Reason to Love Toronto: because there’s a new crop of old-fashioned food shops in Kensington
A decade after “locavore” and “foodie” entered the lexicon, Toronto has reached a fever pitch of $10 jams infused with Prince Edward County lavender, blood orange ales brewed on Ossington and heritage capons slow-smoked over Muskoka cherry wood. “Small,” “slow” and “by hand” are now the ultimate points of pride. Along with your quaintly packaged $9 chutney, you’re also buying the good karma associated with supporting local craftspeople and fostering the dream of simpler times.
The epicentre of it all is Kensington Market, where for decades the only hand-crafted goods have been Bob Marley beanies and bongs. In the span of a year, the area has returned to its roots, becoming a village of food artisans. Sanagan’s Meat Locker, the ethical butcher, became so popular that its owner, Peter Sanagan, moved a few doors down the street into a 5,000-square-foot storefront that’s a microcosm of modern carnivore culture. The walls are lined with barn board, and the young staff wear Ts printed with cleavers and offer samples of water buffalo yogurt or house-made mint-and-beef-tongue terrine. Lineups form at the sandwich bar for slow-roasted bo ssäm buns.
In the space Sanagan left behind, there’s now Hooked, Kensington Market’s first sustainable fishmonger, staffed by beautifully be-toqued 20-somethings who can eyeball the perfect halibut cheek portion for a six-person taco night.

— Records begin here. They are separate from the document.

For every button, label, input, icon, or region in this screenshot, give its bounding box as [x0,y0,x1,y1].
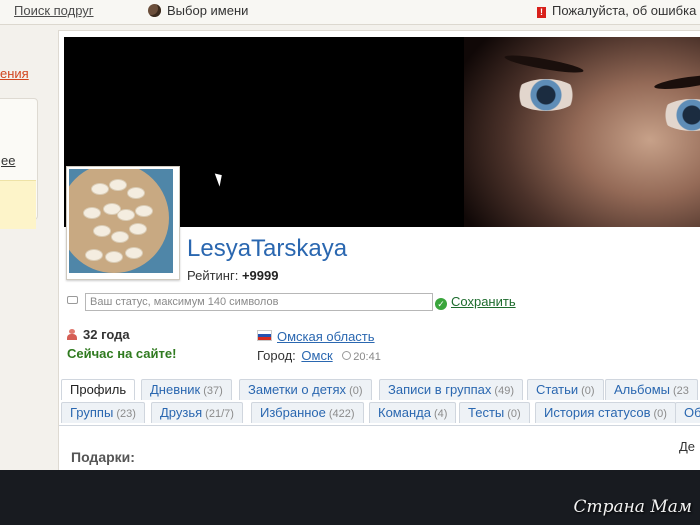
tab-count: (0) [507,408,521,420]
tab-count: (23) [116,408,136,420]
tab-count: (422) [328,408,355,420]
avatar-shell [111,231,129,243]
rating: Рейтинг: +9999 [187,268,278,283]
find-friends-link[interactable]: Поиск подруг [14,3,94,18]
left-yellow-block [0,180,36,229]
online-status: Сейчас на сайте! [67,346,177,361]
region-info: Омская область [257,329,375,344]
choose-name-icon [148,4,161,17]
age-text: 32 года [83,327,130,342]
tab-friends[interactable]: Друзья (21/7) [151,402,243,423]
russia-flag-icon [257,330,272,341]
region-link[interactable]: Омская область [277,329,375,344]
tab-count: (4) [433,408,448,420]
left-column: ения ее [0,40,56,460]
tab-content [59,425,700,470]
gifts-heading: Подарки: [71,449,135,465]
warning-icon: ! [537,7,546,18]
choose-name-label: Выбор имени [167,3,249,18]
local-time: 20:41 [342,351,381,363]
tab-about[interactable]: Об [675,402,700,423]
city-label: Город: [257,348,296,363]
cover-face [464,37,700,227]
avatar-shell [83,207,101,219]
tab-count: (0) [653,408,667,420]
save-status-label: Сохранить [451,294,516,309]
status-input[interactable] [85,293,433,311]
tab-child-notes[interactable]: Заметки о детях (0) [239,379,372,400]
avatar-shell [125,247,143,259]
avatar[interactable] [66,166,180,280]
report-error-link[interactable]: ! Пожалуйста, об ошибка [537,3,696,18]
tab-label: Избранное [260,405,326,420]
tab-count: (23 [673,385,689,397]
tab-label: Друзья [160,405,203,420]
tab-label: Альбомы [614,382,670,397]
avatar-image [69,169,173,273]
tab-group-posts[interactable]: Записи в группах (49) [379,379,523,400]
tab-albums[interactable]: Альбомы (23 [605,379,698,400]
city-info: Город: Омск 20:41 [257,348,381,363]
rating-label: Рейтинг: [187,268,239,283]
avatar-shell [91,183,109,195]
avatar-shell [105,251,123,263]
tab-count: (0) [349,385,363,397]
right-cut-text: Де [679,439,696,454]
check-icon: ✓ [435,298,447,310]
local-time-text: 20:41 [353,351,381,363]
avatar-shell [127,187,145,199]
tab-label: История статусов [544,405,651,420]
age-info: 32 года [67,327,130,342]
avatar-shell [117,209,135,221]
tab-tests[interactable]: Тесты (0) [459,402,530,423]
status-row: ✓ Сохранить [67,293,627,313]
top-links-bar: Поиск подруг Выбор имени ! Пожалуйста, об… [0,0,700,25]
clock-icon [342,351,352,360]
person-icon [67,329,77,340]
save-status-button[interactable]: ✓ Сохранить [435,294,516,310]
tab-label: Записи в группах [388,382,492,397]
avatar-shell [93,225,111,237]
tab-label: Профиль [70,382,127,397]
avatar-shell [135,205,153,217]
tab-count: (0) [581,385,595,397]
tab-label: Статьи [536,382,579,397]
tab-count: (49) [494,385,514,397]
choose-name-link[interactable]: Выбор имени [148,3,248,18]
tab-count: (21/7) [205,408,234,420]
left-more-link[interactable]: ее [1,153,15,168]
find-friends-label: Поиск подруг [14,3,94,18]
tab-profile[interactable]: Профиль [61,379,136,400]
username: LesyaTarskaya [187,235,348,262]
tab-articles[interactable]: Статьи (0) [527,379,604,400]
tab-groups[interactable]: Группы (23) [61,402,145,423]
monitor-bezel: Страна Мам [0,470,700,525]
mouse-cursor-icon [214,171,226,187]
avatar-shell [85,249,103,261]
avatar-shell [109,179,127,191]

In Kensington’s urban fantasy of independent butchers and bakers, no store radiates contemporary quaintness quite like Thomas Lavers Cannery and Delicatessen. A pig-tailed young staffer, posed in the front window like a culinary mannequin, seals roasted beet and blue cheese ravioli with her thumbs. Inside, the small shop is a reverential imitation of a New York Prohibition-era deli, complete with subway tiles and a decorative vintage meat scale. The owners, two restaurant industry veterans named Bryan Lavers and Tye Thomas, are mascots for the artisanal movement with their beards, tattooed arms and striped aprons. They pour keg-conditioned root beer into environmentally friendly cornstarch cups, or slice their house-smoked vegan pastrami for Reuben sandwiches. One wall is devoted to preserves made in the back kitchen, and arranged like a Pantone spectrum of wild blueberry jams and rhubarb-raisin relishes.
When the pair talk pickling and preserving, it’s about reviving a dying art. But, judging by the proliferation of similar food shops, competition is a more imminent threat than extinction. Wandering the market or any of the city’s many foodie strips, it’s hard to believe made-in-Toronto food once meant Maple Leaf bologna and Weston’s sliced bread. We’re a city spoiled with fresh, healthy, delicious food, and the creative people who make it—by hand.
Sanagan’s Meat Locker
176 Baldwin St., 416-593-9747
Peter Sanagan (above) opened his first sustainable butcher shop in 2009 in a closet-sized space. The place was so popular that, in 2012, he moved his team of meat-loving hipsters (the staff sport toques and cleaver-emblazoned Ts) a few doors west into the 5,000-square-foot deli where European Quality Meats and Sausages had operated for 50 years.
Thomas Lavers Cannery and Delicatessen
193 Baldwin St., 647-351-1959
Last December, Bryan Lavers (left), a former cook at Grace, partnered with Tye Thomas, who owns Ronnie’s Local 069 on Nassau, to open an old-school deli. The room is modelled on black and white photos of classic New York bars, and Lavers cures his own meats, cans things like wild blueberry jam and dill pickles in the summer, and hand-cranks fresh pasta daily for the after-work crowd.
206 Baldwin St., 647-925-1835
Kensington’s fishmonger row lacked a sustainable, ethical, ultra-virtuous option until last October, when Dan and Kristin Donovan, owners of Hooked in Leslieville, opened another location in the tiny space left behind by the original Sanagan’s. The fish is pristine and pricey, the pickles house-made.
240 Augusta Ave., 647-748-4488
In January, Roberto Iglicki and Juan Hernandez, a pair of Venezuelan expats, opened a Montreal-style bagel shop scattered with nods to Kensington’s history as Toronto’s Jewish market. When installing a 20,000-pound wood-burning oven (manned by baker Khuram Shahzad) they discovered the space once housed a clothing factory—its signage (right) buried behind layers of drywall.